UC Santa Barbara Computer Science ArchLab graduate students Deeksha Dangwal, Weilong Cui, and Joseph McMahan, working with Professor Tim Sherwood, were chosen for the prestigious IEEE Micro “Top Pick” award for 2020. Their work on “Trace Wringing for Program Trace Privacy” was one of 12 papers chosen from across the top computer architecture conferences for 2019. Papers are selected by a combination of industry experts and faculty for innovativeness and the potential for long term impact. Their work explores questions of privacy that come up when attempting to gather data (called program traces) commonly used in optimizing computer systems. They introduce a new idea, trace wringing, that seeks to preserve anonymity and maintain the privacy of user data potentially caught in those traces.

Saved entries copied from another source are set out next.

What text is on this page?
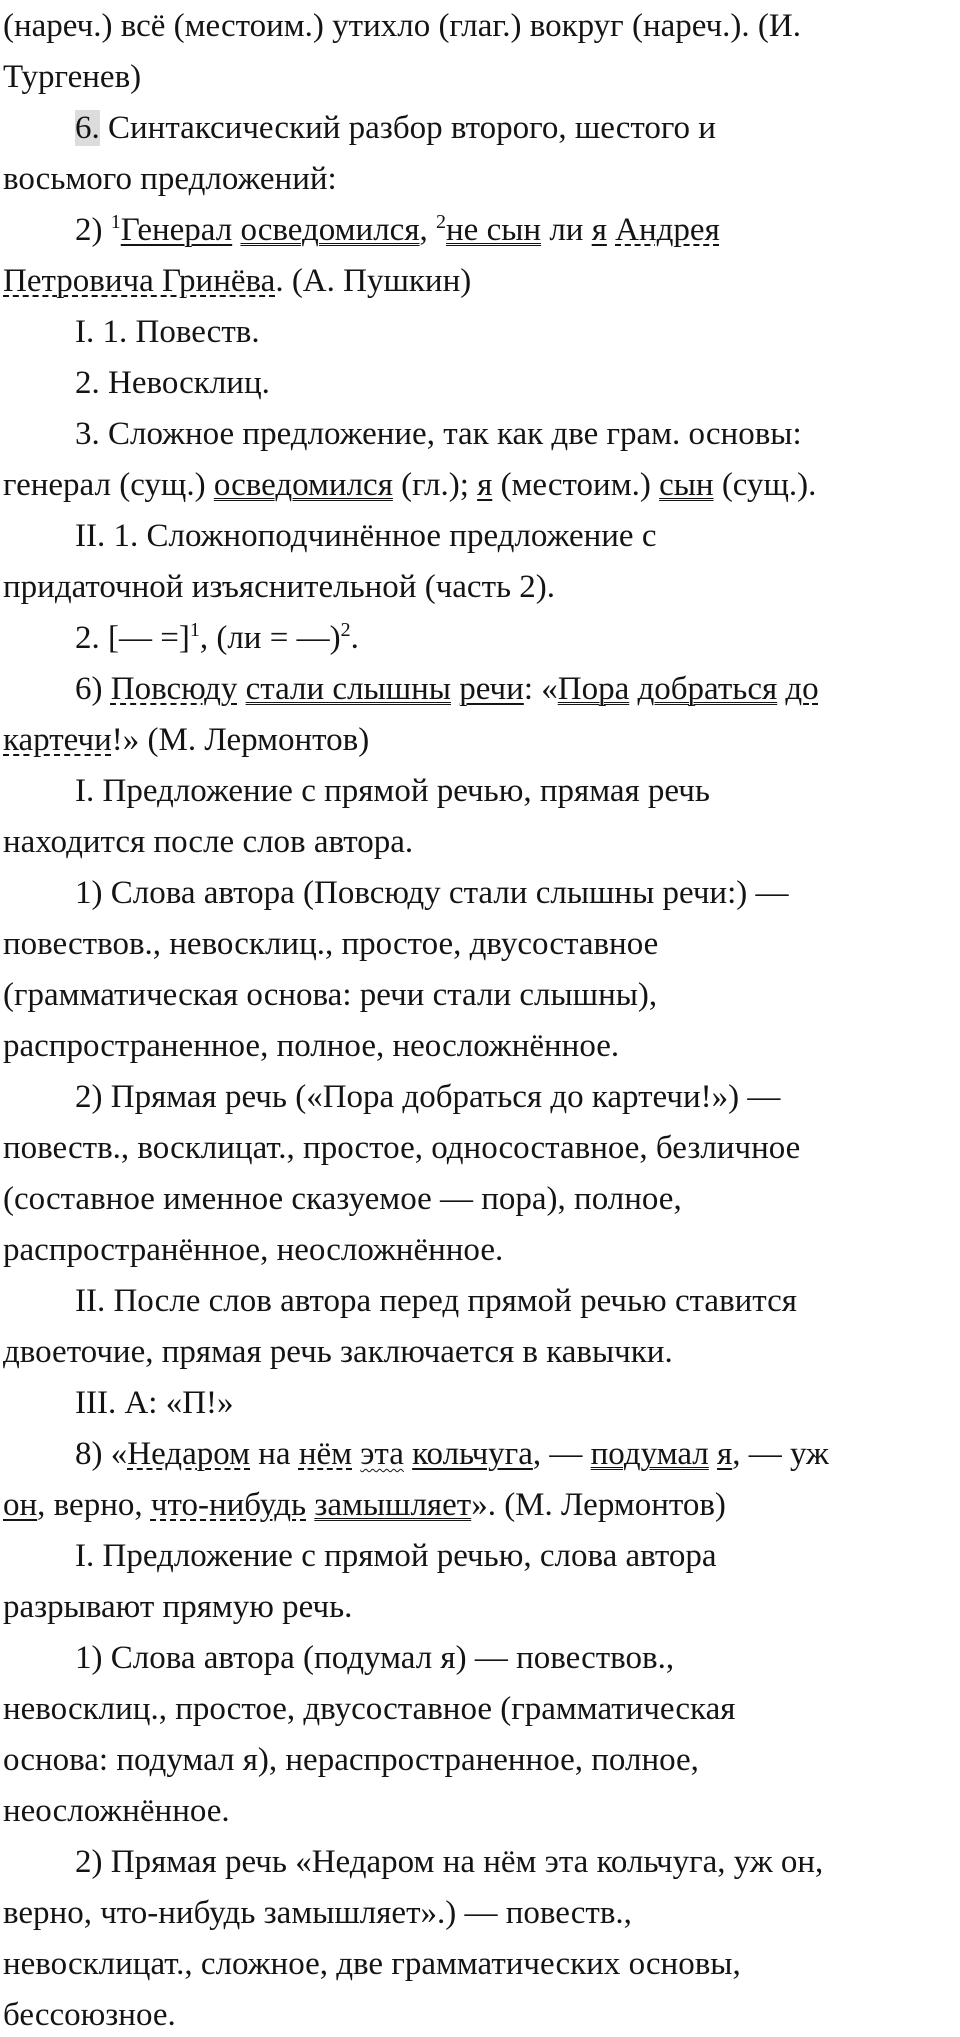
(нареч.) всё (местоим.) утихло (глаг.) вокруг (нареч.). (И.
Тургенев)
6. Синтаксический разбор второго, шестого и
восьмого предложений:
2) $^1$Генерал осведомился, $^2$не сын ли я Андрея
Петровича Гринёва. (А. Пушкин)
I. 1. Повеств.
2. Невосклиц.
3. Сложное предложение, так как две грам. основы:
генерал (сущ.) осведомился (гл.); я (местоим.) сын (сущ.).
II. 1. Сложноподчинённое предложение с
придаточной изъяснительной (часть 2).
2. [— =]$^1$, (ли = —)$^2$.
6) Повсюду стали слышны речи: «Пора добраться до
картечи!» (М. Лермонтов)
I. Предложение с прямой речью, прямая речь
находится после слов автора.
1) Слова автора (Повсюду стали слышны речи:) —
повествов., невосклиц., простое, двусоставное
(грамматическая основа: речи стали слышны),
распространенное, полное, неосложнённое.
2) Прямая речь («Пора добраться до картечи!») —
повеств., восклицат., простое, односоставное, безличное
(составное именное сказуемое — пора), полное,
распространённое, неосложнённое.
II. После слов автора перед прямой речью ставится
двоеточие, прямая речь заключается в кавычки.
III. А: «П!»
8) «Недаром на нём эта кольчуга, — подумал я, — уж
он, верно, что-нибудь замышляет». (М. Лермонтов)
I. Предложение с прямой речью, слова автора
разрывают прямую речь.
1) Слова автора (подумал я) — повествов.,
невосклиц., простое, двусоставное (грамматическая
основа: подумал я), нераспространенное, полное,
неосложнённое.
2) Прямая речь «Недаром на нём эта кольчуга, уж он,
верно, что-нибудь замышляет».) — повеств.,
невосклицат., сложное, две грамматических основы,
бессоюзное.
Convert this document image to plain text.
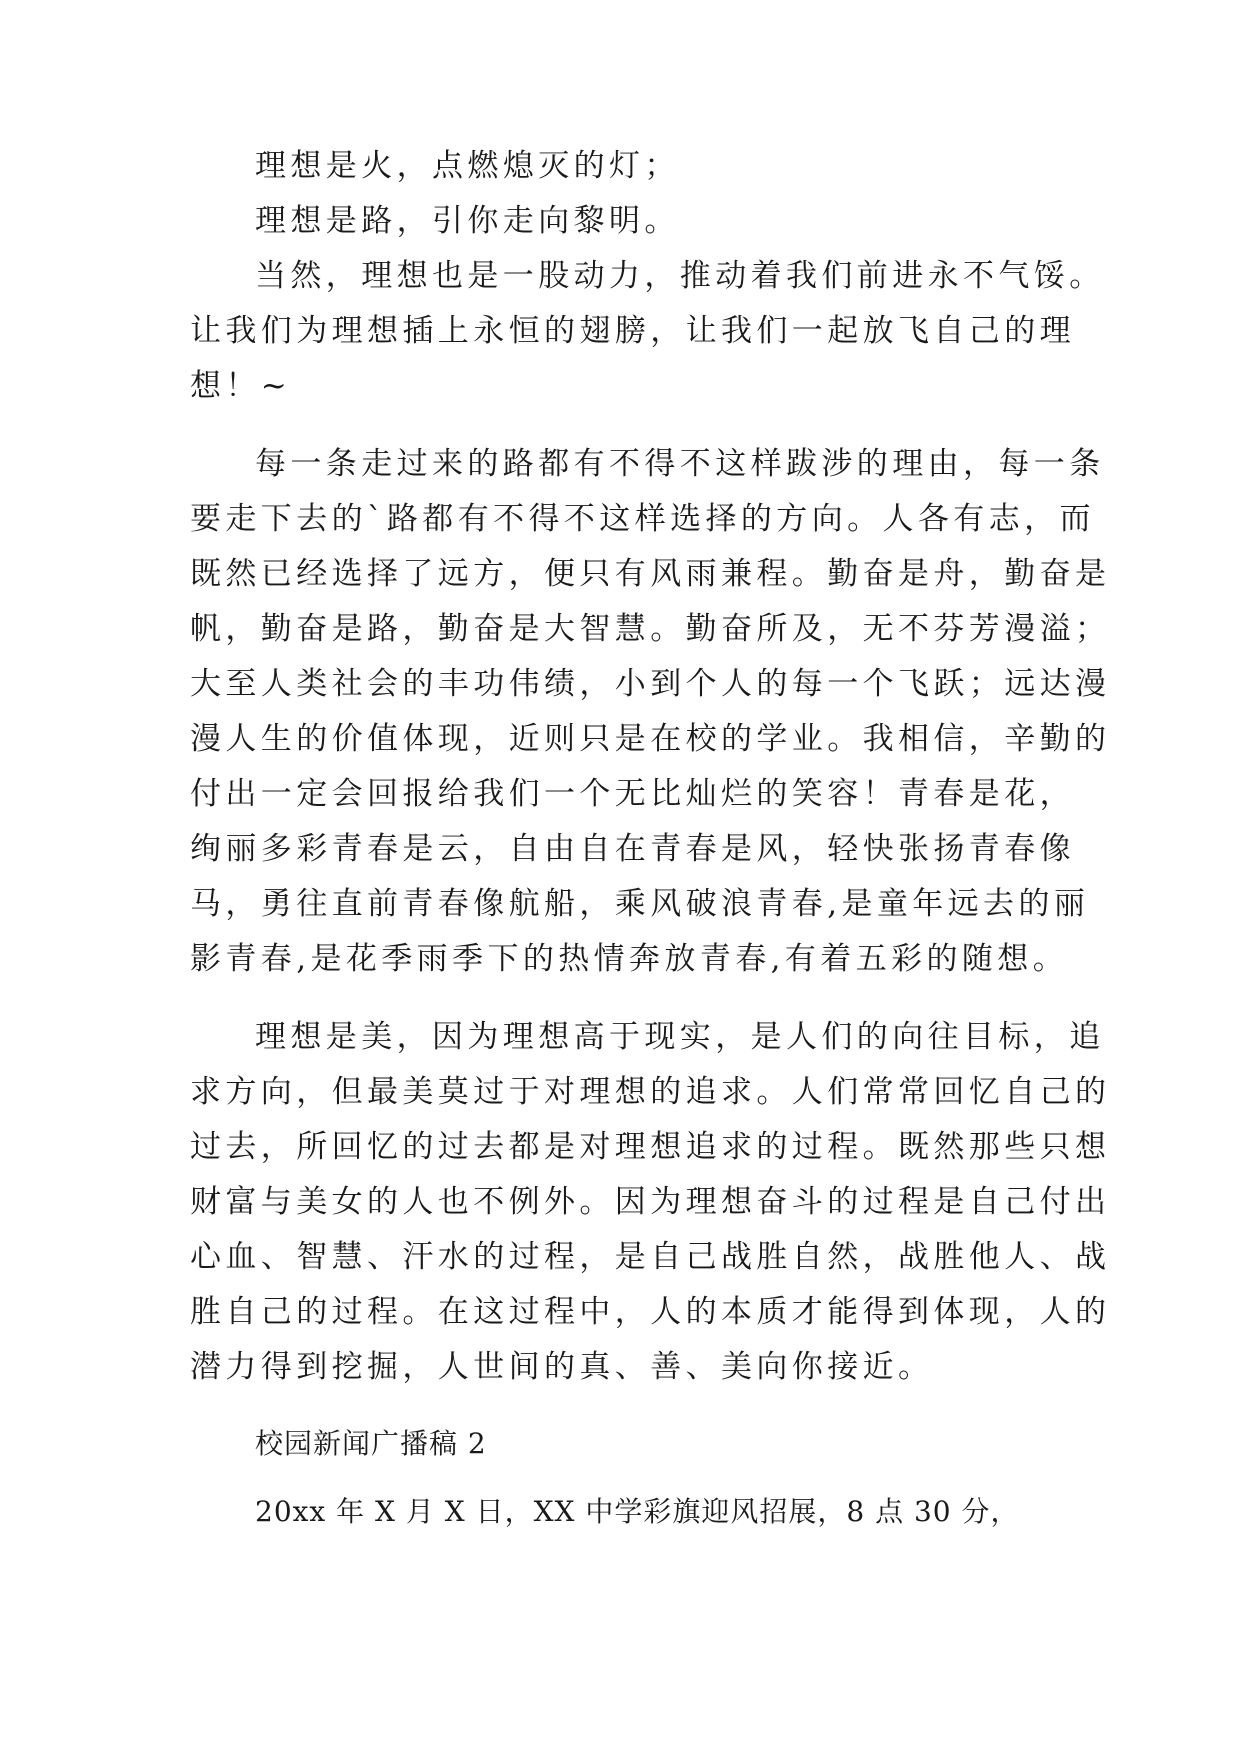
理想是火，点燃熄灭的灯；
理想是路，引你走向黎明。
当然，理想也是一股动力，推动着我们前进永不气馁。
让我们为理想插上永恒的翅膀，让我们一起放飞自己的理
想！~
每一条走过来的路都有不得不这样跋涉的理由，每一条
要走下去的`路都有不得不这样选择的方向。人各有志，而
既然已经选择了远方，便只有风雨兼程。勤奋是舟，勤奋是
帆，勤奋是路，勤奋是大智慧。勤奋所及，无不芬芳漫溢；
大至人类社会的丰功伟绩，小到个人的每一个飞跃；远达漫
漫人生的价值体现，近则只是在校的学业。我相信，辛勤的
付出一定会回报给我们一个无比灿烂的笑容！青春是花，
绚丽多彩青春是云，自由自在青春是风，轻快张扬青春像
马，勇往直前青春像航船，乘风破浪青春,是童年远去的丽
影青春,是花季雨季下的热情奔放青春,有着五彩的随想。
理想是美，因为理想高于现实，是人们的向往目标，追
求方向，但最美莫过于对理想的追求。人们常常回忆自己的
过去，所回忆的过去都是对理想追求的过程。既然那些只想
财富与美女的人也不例外。因为理想奋斗的过程是自己付出
心血、智慧、汗水的过程，是自己战胜自然，战胜他人、战
胜自己的过程。在这过程中，人的本质才能得到体现，人的
潜力得到挖掘，人世间的真、善、美向你接近。
校园新闻广播稿 2
20xx 年 X 月 X 日，XX 中学彩旗迎风招展，8 点 30 分，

There is a growing interest in privacy research and engineering across computer science. The conflict between the need to share information (to provide more optimal performance) and hide information (for privacy) is becoming increasingly fundamental in the computer system fields as well. Even the simplest program traces, such as memory access traces, have the potential to leak critical information about the system, such as cryptographic keys. Trace wringing tries to capture the underlying "structure" in the program behavior without releasing sensitive information about the actual addresses accessed. To explore the tradeoff exposed by this problem, their trace wringing leverages memory trace synthesis techniques and builds on ideas from computer vision and signal processing. The paper will appear in the May-June 2020 award edition of IEEE Micro.